Explanation of the policy verification function of Check Point.

Problem:

Check Point utilizes a policy verifier which verifies the firewall / NAT policy for you. This is an extremely handy feature that not many firewalls have, that saves you from having extraneous rules or rules that can’t be hit due to blocking rules above it.

This is the first part of the policy installation process, and a policy WILL NOT install if verifier fails for any reason (it will not even continue to attempt to).

You can also run the verifier by itself, by going to Menus > “Policy” menu > “Verify…”.

This is important to understand as just moving the rule to make the policy install is possible (by moving the conflicting / hidden rule above the other rule), but especially in the case of hidden rules, this creates extraneous load on the firewall FOR NO REASON. Keep in mind that EVERY new connection is evaluated against the firewall rulebase, so if you have a rule that permits a lot of connections, so just move a different less-broadly-permitting rule above that, then you are making EVERY new connection that would normally hit that broadly-permitting get evaluated by the lesser-permitting rule too.

Best practice is making new rules at the bottom of the permitting rulebase (IE above any “cleanup” rules) so verifier can confirm this. If the rulebase is sectionalized, then make new rules at the bottom of the correct section (EG, if the new rule has an internal source and the destination is an external host, then belongs in “outbound”).

Solution:

There are two common types of verification failures as pertains to firewall and NAT policy:

1) Rule X HIDES rule Y for service(s) A B C …

This means that a rule above rule Y actually already permits this connection, so including those services in rule Y IS EXTRANEOUS, so those services must be removed from the rule. You will only get a hides verifier failure if rule X has sources AND destinations that encompasses ALL sources AND destinations of rule Y. For example, if srcY is a host 10.10.10.10 and dstY is 1.1.1.1, then srcX can be a network of 10.10.0.0/16 and dstY can be ANY. Like sources and destinations, services can be encompassing, but as Check Point treats services as separate entities, usually only an ANY or a group including the specific service will count as encompassing.
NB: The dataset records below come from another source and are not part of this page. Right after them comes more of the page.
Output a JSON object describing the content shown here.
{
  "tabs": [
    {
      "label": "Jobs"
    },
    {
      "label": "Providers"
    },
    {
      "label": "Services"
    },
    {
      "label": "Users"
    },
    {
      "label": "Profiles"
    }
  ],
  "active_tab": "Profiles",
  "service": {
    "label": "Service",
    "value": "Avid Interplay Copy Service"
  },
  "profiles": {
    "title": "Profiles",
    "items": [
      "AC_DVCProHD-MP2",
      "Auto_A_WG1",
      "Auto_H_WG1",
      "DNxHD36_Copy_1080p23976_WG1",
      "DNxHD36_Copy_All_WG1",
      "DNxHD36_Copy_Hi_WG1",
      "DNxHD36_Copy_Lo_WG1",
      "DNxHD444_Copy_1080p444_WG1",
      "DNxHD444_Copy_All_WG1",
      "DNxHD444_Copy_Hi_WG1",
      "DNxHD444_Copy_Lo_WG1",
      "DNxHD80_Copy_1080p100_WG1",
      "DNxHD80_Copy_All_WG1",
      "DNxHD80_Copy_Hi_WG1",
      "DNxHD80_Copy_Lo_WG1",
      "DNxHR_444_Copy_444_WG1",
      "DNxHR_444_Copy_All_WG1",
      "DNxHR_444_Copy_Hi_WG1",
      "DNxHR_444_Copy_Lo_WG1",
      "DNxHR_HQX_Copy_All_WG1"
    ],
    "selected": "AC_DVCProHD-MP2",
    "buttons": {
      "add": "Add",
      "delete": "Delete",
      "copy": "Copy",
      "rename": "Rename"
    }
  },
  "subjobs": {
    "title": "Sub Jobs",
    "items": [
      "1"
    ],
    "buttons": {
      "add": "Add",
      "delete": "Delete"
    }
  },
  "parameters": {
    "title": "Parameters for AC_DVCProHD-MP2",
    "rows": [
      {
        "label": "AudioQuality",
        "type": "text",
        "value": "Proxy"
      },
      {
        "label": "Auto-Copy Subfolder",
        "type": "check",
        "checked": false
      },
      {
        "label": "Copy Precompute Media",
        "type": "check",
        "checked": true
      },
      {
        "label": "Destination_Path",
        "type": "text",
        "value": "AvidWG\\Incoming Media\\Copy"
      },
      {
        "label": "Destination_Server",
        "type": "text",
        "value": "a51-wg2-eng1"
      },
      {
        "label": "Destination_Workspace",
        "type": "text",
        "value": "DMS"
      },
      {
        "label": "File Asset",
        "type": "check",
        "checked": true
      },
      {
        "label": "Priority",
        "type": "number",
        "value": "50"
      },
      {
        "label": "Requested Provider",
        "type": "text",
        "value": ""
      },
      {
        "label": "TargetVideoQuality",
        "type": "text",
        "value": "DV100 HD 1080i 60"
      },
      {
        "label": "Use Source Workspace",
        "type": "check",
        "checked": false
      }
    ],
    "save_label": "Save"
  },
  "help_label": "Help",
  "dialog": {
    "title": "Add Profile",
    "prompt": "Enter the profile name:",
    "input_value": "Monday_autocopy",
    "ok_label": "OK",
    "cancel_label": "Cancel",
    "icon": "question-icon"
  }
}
IE service ranges will not hide a specific service.

Resolve by investigating rule X, does it include all the services that you are trying to make rule Y for? If yes, then that entire rule is extraneous and can be removed. If not, then just remove the services which rule X hides. The exception to this is a requirement of logging. If there is a requirement to log Rule Y and Rule X does not have logging then you must move Rule Y above Rule X to have it log the connection, but PLEASE VERIFY THE REQUIREMENT FOR LOGGING. Logging may not be required so the extraneous load may still be for no reason…

2) Rule X CONFLICTS with Rule Y (for services A B C)

This means that Rule X is a higher BLOCKING rule to the permitting rule of Y, which creates the conflict.

Resolve by moving rule Y above rule X, BUT please get an engineer to review this RFC! (post-completion is ok, but we need to determine why the conflict and if the requirement of the block supersedes the RFC, such as by creating an unnecessary security risk).